What cities have is a great capacity to convene people together and become almost the host of initiatives, and this links directly to bringing together a whole range of far more diverse network actors. It’s the soft power of identifying a vision and overall strategy, and then creating an informal energy around it. “This is where we want to go. Who can help us? How can we bring stakeholders together?” This is an example this is not yet more properly incorporated in political science literature because most thinking is often attached to quite hard policy instruments that a mayor or a city does have.
Strategic planning with long-term planning efforts are very important because they partially generate this informal buzz around where the city is heading. But in many cities, these plans can also have key powers. They determine what can happen where, and at that level you can ensure that some of the most basics are synchronised. For example, where does your rail line go, where do you put the buildings and at what density.
This brings me to a key rule of more integrated planning: You need to prioritise, to ensure that you focus on the stuff that really matters. Trying to micromanage all sorts of different things, such as who can have a balcony or not, or whether a local shop is possible here or there at the metropolitan level—that’s a waste of time. Much more important is to go for the really big issues: where are the locations of strategic uses; how do you ensure greater mixed use; how do you roll out infrastructure and relate it to new urban development.
LF:
For issues with great impacts, should citizens be consulted or would experts be more well-placed to answer these?
PR:
There are initiatives which are clearly shifting those relationships. Many former government departments even have former activists involved in their sort of, formal bureaucracies. So we build bridges through personal contacts there. The internet and social media have also helped to open up conversations across a broader church of professionals working in a certain sector.
Strategic Urban Governance
LF:
What are some myths on the trade-offs between good and bad growth that have been disproved by cities, particularly in the area of environment and transport?
PR:
A very good question. The most important one is at the macro-level. Cities like Singapore, but also Stockholm, Copenhagen, and Portland have pursued relatively ambitious environmental targets and shown to perform at the same time, quite well, economically. We can already say, “Look, at least there’s not a contradiction.” Targeting better air quality, better water, more efficient transport and so on, really seems to be paying off also economically.
More sceptical people would say, “Well, but it’s all a question of time and how fast you do it.” And once again, those cities including Singapore have shown that relatively radical interventions, such as congestion charging, have paid off economically and not just environmentally.
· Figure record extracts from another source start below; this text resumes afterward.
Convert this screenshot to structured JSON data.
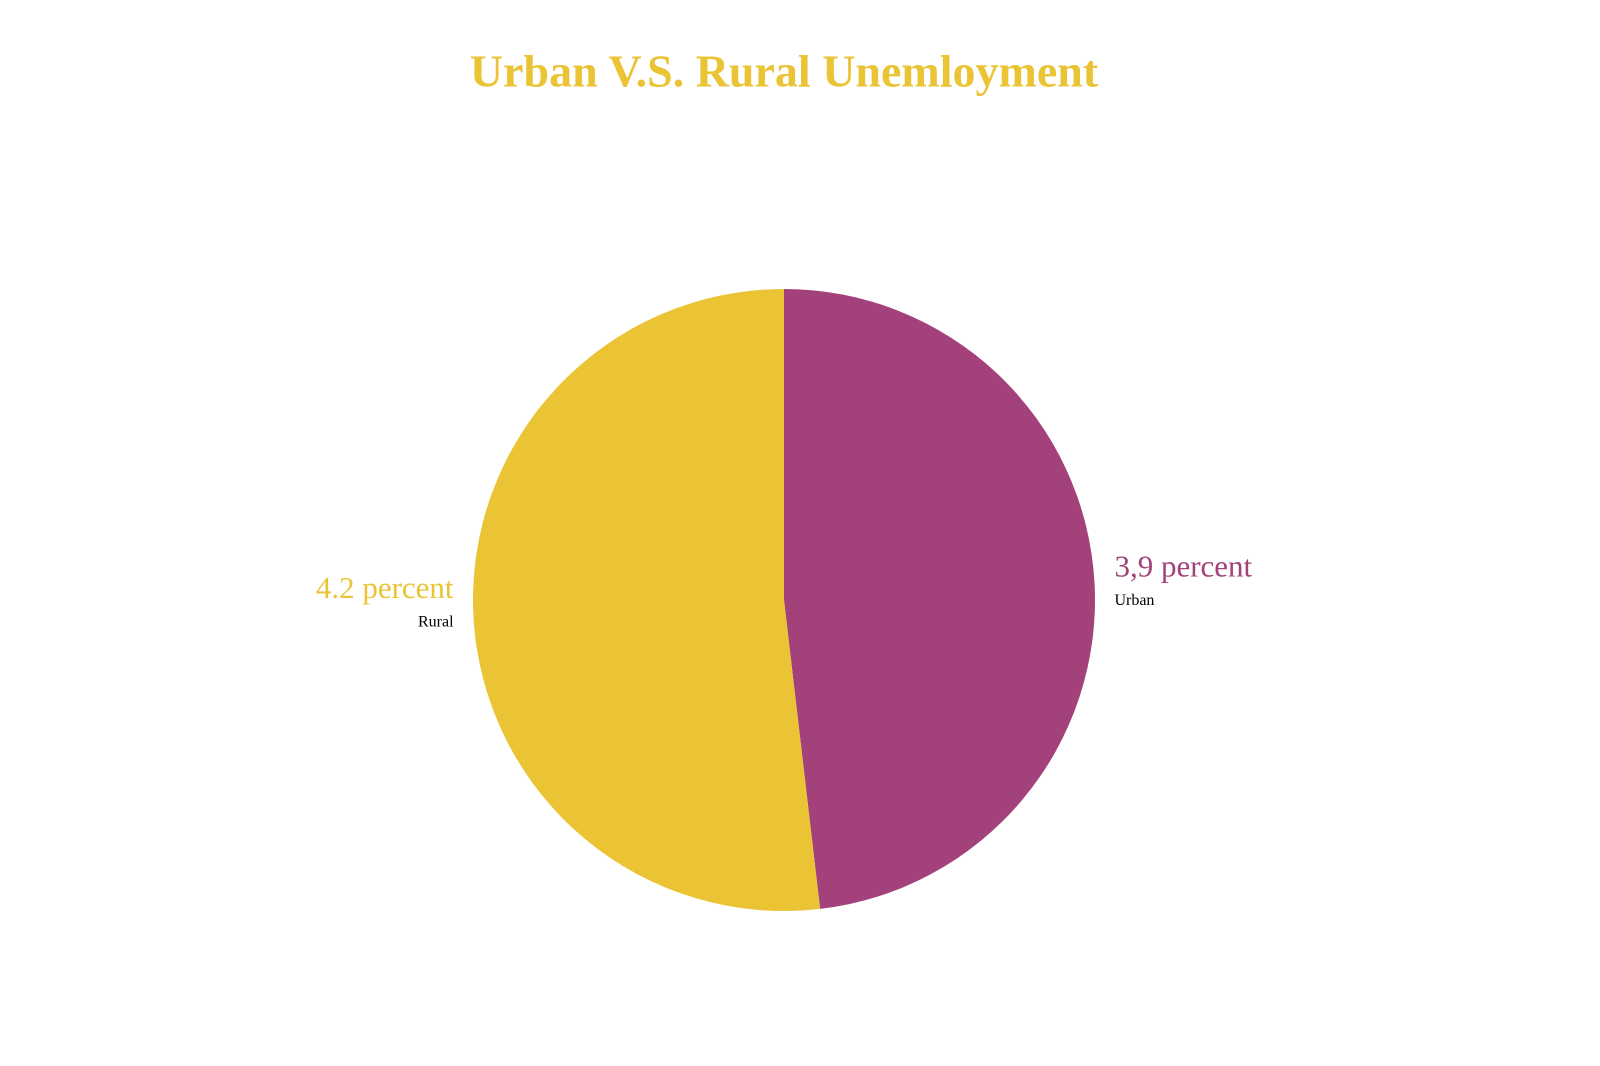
{
  "chart_data": {
    "type": "pie",
    "title": "Urban V.S. Rural Unemloyment",
    "categories": [
      "Urban",
      "Rural"
    ],
    "values": [
      3.9,
      4.2
    ],
    "value_labels": [
      "3,9 percent",
      "4.2 percent"
    ],
    "colors": [
      "#a3427a",
      "#eac435"
    ]
  }
}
Besides transport, another beautiful case is the greening of buildings such as Singapore’s green façade initiatives. These make buildings more costly initially in the design phase, and also slightly more expensive to maintain. But the overall impact on the micro-climate is an advantage which ecologists have always been highlighting. And we’re now seeing real added advantages to the image of the city, and the desirability to work or live in these buildings. All of a sudden, these investments actually also pay off financially.